Ce matin, comme je partais faire des courses en ville avant de passer à la librairie du Basilic, j’ai échangé quelques mots avec l’homme que je surnomme Laurel. Son Hardy est mort depuis déjà un moment, et du vivant de ce dernier il ne disait presque rien, laissant l’autre baragouiner jovialement dans un sabir d’espagnol et de français. Laurel est un tout petit homme au nez pointu et aux beaux yeux marron sous sa casquette grise. Me voyant arriver à l’arrêt de bus c’est ainsi qu’il m’interpella, s’amusant d’une voix douce de notre supposée ressemblance : casquette et canne. Nous échangeâmes comme il se doit sur le temps, frais mais clair, de ce bleu et doré qui dit l’hiver. Puis de m’expliquer, de son souffle modeste, « Je sais pas quoi faire d’ma peau alors je vais aller boire un café aux Capucins ». Ne pas savoir quoi faire de sa peau : le petit homme sillonne sans relâche ces quartiers sud de Bordeaux, le pas lent, la canne tranquille, sans autre but que d’occuper le vide de cette existence. Les ginkgos se couvrent d’or et les érables d’écarlate, Laurel marche toujours, sans Hardy, simple figurant des rues.

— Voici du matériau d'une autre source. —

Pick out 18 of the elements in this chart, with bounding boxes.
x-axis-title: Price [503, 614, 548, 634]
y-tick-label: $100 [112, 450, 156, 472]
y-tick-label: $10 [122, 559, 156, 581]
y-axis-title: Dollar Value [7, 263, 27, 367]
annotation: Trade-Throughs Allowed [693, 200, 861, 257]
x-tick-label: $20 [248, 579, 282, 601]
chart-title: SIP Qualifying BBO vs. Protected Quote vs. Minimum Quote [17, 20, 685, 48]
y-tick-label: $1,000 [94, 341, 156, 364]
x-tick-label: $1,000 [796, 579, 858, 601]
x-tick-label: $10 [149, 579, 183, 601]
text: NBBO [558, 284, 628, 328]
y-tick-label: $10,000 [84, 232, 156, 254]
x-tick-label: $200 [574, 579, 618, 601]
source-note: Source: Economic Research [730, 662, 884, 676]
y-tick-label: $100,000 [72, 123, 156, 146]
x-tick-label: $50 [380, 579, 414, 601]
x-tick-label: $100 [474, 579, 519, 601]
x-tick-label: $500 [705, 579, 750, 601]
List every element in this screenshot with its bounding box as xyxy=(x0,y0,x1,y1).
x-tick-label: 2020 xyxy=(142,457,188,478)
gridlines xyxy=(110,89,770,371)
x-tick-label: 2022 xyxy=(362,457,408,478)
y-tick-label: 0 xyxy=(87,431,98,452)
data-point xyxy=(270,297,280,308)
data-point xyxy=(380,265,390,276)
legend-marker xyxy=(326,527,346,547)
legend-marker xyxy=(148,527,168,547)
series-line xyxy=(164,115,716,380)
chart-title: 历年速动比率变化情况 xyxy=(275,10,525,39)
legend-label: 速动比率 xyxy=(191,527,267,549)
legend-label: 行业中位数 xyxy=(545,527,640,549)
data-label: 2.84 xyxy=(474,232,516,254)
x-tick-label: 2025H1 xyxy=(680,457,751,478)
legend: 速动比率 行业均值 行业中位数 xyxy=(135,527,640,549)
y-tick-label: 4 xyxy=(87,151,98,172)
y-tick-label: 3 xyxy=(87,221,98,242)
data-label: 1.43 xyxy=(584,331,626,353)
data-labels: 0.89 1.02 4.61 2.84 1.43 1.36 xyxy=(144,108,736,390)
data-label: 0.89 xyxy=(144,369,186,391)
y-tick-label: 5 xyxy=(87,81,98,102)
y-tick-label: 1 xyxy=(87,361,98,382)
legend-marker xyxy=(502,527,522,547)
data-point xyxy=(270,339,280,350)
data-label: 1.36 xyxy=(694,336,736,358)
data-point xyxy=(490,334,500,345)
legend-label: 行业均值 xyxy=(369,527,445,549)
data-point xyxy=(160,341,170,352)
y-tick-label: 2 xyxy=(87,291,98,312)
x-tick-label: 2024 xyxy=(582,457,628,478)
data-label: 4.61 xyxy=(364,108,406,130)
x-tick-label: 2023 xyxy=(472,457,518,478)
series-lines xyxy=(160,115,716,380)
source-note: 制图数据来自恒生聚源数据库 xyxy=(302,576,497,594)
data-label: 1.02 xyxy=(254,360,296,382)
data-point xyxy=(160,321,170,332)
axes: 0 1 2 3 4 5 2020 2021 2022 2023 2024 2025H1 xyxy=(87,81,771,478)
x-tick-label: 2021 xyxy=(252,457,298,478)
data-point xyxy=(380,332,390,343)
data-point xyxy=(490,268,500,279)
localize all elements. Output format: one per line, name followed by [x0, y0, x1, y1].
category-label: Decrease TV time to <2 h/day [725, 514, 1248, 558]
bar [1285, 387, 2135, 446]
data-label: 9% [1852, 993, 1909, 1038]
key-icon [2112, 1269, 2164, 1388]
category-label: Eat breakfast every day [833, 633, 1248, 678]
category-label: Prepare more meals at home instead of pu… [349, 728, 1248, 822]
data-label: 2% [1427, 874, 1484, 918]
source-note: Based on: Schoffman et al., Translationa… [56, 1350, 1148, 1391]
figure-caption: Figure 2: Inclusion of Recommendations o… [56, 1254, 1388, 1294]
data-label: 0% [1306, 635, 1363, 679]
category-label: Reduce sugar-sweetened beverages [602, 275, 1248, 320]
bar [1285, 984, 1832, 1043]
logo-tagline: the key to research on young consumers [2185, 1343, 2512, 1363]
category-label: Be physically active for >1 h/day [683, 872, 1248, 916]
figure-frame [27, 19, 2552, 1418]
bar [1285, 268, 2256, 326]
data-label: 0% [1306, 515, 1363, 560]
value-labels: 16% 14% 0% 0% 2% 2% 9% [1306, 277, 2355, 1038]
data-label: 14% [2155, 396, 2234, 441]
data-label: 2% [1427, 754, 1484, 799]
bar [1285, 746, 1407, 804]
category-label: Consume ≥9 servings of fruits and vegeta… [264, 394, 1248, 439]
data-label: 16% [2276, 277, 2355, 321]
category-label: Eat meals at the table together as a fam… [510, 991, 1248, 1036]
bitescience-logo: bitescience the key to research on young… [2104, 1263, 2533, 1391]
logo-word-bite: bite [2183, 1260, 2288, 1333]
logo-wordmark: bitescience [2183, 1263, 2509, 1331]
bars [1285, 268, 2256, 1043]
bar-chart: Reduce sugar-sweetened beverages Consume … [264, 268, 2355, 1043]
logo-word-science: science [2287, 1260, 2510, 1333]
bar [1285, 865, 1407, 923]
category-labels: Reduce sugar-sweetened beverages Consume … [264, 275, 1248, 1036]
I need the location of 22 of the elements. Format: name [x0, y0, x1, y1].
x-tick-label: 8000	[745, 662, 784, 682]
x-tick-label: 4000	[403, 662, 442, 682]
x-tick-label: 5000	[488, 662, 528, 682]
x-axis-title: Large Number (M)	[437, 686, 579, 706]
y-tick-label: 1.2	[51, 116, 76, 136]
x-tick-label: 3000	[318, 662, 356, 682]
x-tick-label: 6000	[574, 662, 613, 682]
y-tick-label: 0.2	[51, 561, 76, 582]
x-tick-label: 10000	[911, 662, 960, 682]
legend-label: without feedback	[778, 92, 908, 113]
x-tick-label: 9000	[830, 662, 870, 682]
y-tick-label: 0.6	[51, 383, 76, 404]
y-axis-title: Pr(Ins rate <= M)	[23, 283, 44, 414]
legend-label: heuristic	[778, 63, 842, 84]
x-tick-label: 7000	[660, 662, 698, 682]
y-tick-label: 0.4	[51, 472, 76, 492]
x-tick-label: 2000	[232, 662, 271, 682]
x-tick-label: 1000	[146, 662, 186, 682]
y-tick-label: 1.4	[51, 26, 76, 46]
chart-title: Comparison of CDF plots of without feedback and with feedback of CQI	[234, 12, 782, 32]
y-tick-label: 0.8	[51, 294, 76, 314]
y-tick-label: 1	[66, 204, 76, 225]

Archives mensuelles : novembre 2024
#6098
Oscillant ces temps derniers entre des romans de Murakami et de Jonathan Coe, je suis fasciné non seulement par la fluidité captivante de leur prose, leur beauté, leur humour, leur dureté également — là où deux séries de « cosy fantasy » lues récemment aussi, pour sympathiques qu’elles soient, frappent tant par le convenu de leur écriture que j’ai cru lire de la fantasy des années 80 genre Barbara Hambly, alors que ça vient juste de paraître — mais en fait… par leur voix. Si différentes, singulières et reconnaissables. Des intimes de ces auteurs entendent-ils le son de leur voix lorsqu’ils les lisent, en reconnaissent-ils le timbre ?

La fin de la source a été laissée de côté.